Strategia economica e politica, tenendo conto che le imprese cinesi sono società controllate dallo Stato, non possono che andare di pari passo: le scelte economiche sono funzionali alla strategia politica di Pechino e viceversa. Partendo da questa considerazione si comprende in modo chiaro la ragione per cui la COSCO ha scelto di investire in Grecia, assicurandosi per 500 milioni, attraverso la propria controllata COSCO Piraeus Container Terminal S. A., la gestione per 35 anni - e l’opzione per altri cinque - delle banchine II e III del porto del Pireo, cioè lo sbocco a mare della capitale Atene. L’investimento complessivo, comprese le opere di ammodernamento delle banchine, è stato stimato attorno ai 3,4 miliardi, e la banchina III è appena divenuta operativa dopo i lavori di ampliamento (mentre la II era attiva già dal 2009).

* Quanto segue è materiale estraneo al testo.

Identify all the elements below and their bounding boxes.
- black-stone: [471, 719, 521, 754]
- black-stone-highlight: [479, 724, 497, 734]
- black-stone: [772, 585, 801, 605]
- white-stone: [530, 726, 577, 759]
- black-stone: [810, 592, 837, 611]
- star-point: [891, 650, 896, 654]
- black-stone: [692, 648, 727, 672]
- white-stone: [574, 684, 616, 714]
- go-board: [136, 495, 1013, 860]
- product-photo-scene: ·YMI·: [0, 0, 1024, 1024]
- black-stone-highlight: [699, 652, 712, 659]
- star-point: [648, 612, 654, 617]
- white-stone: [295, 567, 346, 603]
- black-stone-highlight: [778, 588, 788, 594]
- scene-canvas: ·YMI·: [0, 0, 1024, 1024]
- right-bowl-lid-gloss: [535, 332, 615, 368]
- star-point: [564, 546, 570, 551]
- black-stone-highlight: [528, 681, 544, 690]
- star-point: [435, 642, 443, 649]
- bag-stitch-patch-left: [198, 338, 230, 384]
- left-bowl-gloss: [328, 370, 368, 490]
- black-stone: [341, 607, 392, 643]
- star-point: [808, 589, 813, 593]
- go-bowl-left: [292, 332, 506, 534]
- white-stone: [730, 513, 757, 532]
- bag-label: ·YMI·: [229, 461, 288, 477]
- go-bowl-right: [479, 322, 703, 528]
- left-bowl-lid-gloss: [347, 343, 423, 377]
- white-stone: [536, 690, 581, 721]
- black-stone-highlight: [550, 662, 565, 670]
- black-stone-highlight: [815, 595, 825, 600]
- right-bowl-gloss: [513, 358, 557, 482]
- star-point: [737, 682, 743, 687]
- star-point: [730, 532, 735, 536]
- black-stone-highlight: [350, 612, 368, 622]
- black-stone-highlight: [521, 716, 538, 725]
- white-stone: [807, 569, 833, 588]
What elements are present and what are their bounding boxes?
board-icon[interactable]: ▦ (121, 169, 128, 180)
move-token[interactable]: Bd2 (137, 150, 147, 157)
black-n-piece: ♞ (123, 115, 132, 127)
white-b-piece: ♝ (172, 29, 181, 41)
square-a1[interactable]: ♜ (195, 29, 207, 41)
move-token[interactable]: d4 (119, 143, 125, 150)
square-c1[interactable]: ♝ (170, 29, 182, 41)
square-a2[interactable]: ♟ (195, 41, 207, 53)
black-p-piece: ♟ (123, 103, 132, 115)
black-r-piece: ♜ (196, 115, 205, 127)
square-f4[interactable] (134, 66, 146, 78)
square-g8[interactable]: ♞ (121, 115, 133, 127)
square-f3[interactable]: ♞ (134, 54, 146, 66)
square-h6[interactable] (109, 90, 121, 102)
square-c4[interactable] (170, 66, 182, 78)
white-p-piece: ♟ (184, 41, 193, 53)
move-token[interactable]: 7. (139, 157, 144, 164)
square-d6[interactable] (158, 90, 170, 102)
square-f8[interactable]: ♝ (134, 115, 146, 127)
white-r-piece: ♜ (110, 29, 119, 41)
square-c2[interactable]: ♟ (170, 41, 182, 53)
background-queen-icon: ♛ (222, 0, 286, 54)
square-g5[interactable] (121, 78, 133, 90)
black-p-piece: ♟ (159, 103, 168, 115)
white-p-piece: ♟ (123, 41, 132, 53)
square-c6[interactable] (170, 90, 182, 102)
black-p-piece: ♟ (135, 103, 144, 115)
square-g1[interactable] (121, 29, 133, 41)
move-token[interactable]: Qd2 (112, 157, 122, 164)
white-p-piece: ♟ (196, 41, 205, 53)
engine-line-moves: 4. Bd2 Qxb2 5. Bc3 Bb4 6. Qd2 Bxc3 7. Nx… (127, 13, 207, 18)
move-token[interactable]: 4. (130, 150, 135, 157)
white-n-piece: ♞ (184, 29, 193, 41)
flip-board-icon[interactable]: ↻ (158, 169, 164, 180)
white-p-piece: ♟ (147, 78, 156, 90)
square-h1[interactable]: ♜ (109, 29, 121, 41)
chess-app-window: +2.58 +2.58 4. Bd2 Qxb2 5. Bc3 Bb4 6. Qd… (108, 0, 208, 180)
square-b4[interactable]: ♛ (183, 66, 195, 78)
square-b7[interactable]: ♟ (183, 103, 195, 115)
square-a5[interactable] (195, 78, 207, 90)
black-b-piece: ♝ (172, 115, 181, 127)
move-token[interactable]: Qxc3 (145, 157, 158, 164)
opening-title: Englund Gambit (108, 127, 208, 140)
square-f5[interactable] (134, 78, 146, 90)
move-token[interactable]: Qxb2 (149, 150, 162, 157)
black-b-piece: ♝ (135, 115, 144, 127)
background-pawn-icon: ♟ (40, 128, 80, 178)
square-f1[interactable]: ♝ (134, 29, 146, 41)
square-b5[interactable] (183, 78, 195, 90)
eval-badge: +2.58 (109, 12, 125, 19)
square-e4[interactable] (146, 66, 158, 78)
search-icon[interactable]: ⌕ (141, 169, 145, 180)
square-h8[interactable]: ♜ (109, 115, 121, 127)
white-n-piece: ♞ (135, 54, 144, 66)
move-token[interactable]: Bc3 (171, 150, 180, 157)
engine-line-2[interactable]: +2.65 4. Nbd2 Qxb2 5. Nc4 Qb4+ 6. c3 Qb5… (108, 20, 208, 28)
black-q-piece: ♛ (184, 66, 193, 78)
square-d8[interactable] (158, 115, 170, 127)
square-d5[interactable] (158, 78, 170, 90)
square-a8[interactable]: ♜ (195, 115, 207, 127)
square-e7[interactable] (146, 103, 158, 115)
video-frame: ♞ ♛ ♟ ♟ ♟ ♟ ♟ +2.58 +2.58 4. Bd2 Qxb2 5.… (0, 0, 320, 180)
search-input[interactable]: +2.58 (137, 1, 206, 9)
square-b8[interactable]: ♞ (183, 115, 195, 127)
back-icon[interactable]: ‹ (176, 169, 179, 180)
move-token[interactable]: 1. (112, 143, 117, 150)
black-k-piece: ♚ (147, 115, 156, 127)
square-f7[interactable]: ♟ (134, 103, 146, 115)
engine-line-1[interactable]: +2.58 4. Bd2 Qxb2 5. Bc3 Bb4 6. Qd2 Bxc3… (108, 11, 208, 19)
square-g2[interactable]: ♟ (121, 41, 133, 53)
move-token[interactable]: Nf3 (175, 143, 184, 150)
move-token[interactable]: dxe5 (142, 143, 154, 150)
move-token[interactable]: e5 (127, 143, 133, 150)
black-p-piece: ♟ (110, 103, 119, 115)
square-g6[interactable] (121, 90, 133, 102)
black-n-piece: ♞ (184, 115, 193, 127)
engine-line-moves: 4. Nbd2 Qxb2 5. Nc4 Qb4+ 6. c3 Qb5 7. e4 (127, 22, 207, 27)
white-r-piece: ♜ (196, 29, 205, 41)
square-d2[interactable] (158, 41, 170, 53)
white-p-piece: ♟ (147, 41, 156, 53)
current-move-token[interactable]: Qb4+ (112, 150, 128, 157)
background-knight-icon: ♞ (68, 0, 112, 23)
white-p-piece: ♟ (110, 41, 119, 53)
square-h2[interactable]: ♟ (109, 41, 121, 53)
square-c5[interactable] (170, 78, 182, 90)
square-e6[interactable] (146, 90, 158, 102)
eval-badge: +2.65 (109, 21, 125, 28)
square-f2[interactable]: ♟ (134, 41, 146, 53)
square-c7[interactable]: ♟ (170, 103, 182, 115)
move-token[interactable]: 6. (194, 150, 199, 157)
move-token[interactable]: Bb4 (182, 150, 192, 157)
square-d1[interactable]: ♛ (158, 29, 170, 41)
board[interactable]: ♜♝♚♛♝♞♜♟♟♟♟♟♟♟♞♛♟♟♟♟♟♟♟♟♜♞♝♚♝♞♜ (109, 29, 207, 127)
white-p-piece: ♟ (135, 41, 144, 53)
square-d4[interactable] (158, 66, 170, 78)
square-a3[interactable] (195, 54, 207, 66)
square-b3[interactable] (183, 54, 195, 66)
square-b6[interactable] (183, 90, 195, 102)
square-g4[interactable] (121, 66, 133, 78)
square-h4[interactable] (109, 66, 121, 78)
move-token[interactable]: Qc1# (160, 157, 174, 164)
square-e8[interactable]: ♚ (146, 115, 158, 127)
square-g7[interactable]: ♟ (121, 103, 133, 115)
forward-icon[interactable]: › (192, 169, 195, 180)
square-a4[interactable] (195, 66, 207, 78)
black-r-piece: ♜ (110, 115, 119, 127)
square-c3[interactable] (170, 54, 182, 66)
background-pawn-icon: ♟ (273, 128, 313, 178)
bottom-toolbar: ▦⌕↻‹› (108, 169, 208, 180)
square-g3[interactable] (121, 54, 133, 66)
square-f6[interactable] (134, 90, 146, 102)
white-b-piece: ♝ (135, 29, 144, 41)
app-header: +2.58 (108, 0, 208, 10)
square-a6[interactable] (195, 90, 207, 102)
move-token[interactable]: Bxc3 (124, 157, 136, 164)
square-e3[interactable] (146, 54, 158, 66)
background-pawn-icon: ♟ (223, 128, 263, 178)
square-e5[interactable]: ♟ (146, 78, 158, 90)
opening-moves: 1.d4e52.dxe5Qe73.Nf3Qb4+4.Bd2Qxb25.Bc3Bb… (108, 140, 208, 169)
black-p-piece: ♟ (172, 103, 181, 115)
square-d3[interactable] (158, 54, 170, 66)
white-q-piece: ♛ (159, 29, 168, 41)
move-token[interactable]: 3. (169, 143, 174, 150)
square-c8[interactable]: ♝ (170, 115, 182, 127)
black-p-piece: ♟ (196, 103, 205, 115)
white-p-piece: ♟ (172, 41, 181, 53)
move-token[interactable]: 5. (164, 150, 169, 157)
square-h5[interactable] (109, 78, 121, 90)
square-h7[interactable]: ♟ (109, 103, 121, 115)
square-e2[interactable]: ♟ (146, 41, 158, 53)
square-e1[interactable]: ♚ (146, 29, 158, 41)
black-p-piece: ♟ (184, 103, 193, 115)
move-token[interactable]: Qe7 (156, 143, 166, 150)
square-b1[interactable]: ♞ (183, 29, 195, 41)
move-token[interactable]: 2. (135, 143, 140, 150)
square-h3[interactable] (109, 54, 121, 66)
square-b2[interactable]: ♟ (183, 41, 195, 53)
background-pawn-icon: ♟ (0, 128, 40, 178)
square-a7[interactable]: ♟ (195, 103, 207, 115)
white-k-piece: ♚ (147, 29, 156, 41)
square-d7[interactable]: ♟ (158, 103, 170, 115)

Pireo è il più grande porto della Grecia e uno dei più importanti del Mediterraneo orientale. Certamente meno importante, in termini di traffico merci, dei grandi porti del Nord Europa, ma rispetto a questi molto più facilmente alla portata dei container cinesi, attraverso il Canale di Suez. Va poi considerato che la Grecia è vicina a mercati emergenti come quelli della Turchia, dell’Europa orientale e dei Balcani, attraverso i quali le merci cinesi possono raggiungere anche il Nord Europa. Pechino intende usare il Pireo come porta di accesso ai mercati europei, ipotesi confermata dal fatto che negli ultimi anni sempre meno container cinesi sono transitati nei porti di Napoli e di Istanbul, precedenti destinazioni privilegiate. Non a caso la COSCO negli ultimi anni si è mostrata fortemente interessata sia al processo di privatizzazione dell’Autorità Portuale del Pireo che delle ferrovie e degli aeroporti greci. Lo scopo, ovviamente, è quello di creare una corsia di passaggio “protetta” che permetta alle merci cinesi di transitare per le banchine controllate dalla COSCO, dirette verso il cuore degli altri mercati europei, avendo in più la capacità di gestire i flussi commerciali provenienti da altri Paesi.

Immigrazione clandestina: Italia e Grecia sono in questo momento la porta d’ingresso di una grossa percentuale di immigrati clandestini che, tramite il Canale di Sicilia o le isole greche sparse nell’Egeo, riescono ad entrare in Europa. L’uscita della Grecia dall’Europa permetterebbe immediatamente di risolvere il problema dell’immigrazione clandestina, almeno per chi approda in Grecia, diminuendo così di una forte percentuale questi flussi.

Ma tutto queste non sono che piccole riflessioni, che pongono sotto i riflettori diversi un problema ben più grave di complicità e interessi internazionali, che coinvolgono una piccola Grecia. Con un Tsipras che, di fatto, ha rotto equilibri ben consolidati a favore dei Paesi che oggi dominano l’Europa. E l’ha fatto con le sue aperture verso la Russia, come riferisce Bloomberg, che riporta le dichiarazioni di Tsipras secondo cui "la nuova architettura di sicurezza europea deve includere la Russia”. Mentre “la Grecia come Stato membro dell'UE, può essere un ponte tra l'Occidente e la Russia". Tsipras sta diventando il pericolo numero 1 per i potenti dell’Europa che si accaniscono contro il popolo greco che lo ha eletto e supportato con il recente referendum e i sondaggi.

Tsipras ha perso una battaglia, in questi giorni, con l’accettazione delle pesanti condizioni poste dai tedeschi e firmando per un accordo che porta la Grecia ad avere un debito ingestibile. Debito che le nega qualsiasi possibilità di crescita. I grandi d’Europa lo sanno, ma forse non hanno mai letto la storia greca, piena di periodi contrassegnati da grandi problemi che per altri sarebbero stati insuperabili, ma che i greci hanno saputo affrontare. E’ evidente che non hanno visto le immagini recenti di un popolo che si mette a ballare in piazza Sintagma dopo il risultato del recente referendum senza preoccuparsi del domani.

Tsipras ha perso una pesante battaglia, ma la guerra è appena iniziata. E le simpatie maggiori, da parte dei popoli del mondo, non sono indirizzate certamente verso i centri di potere europei.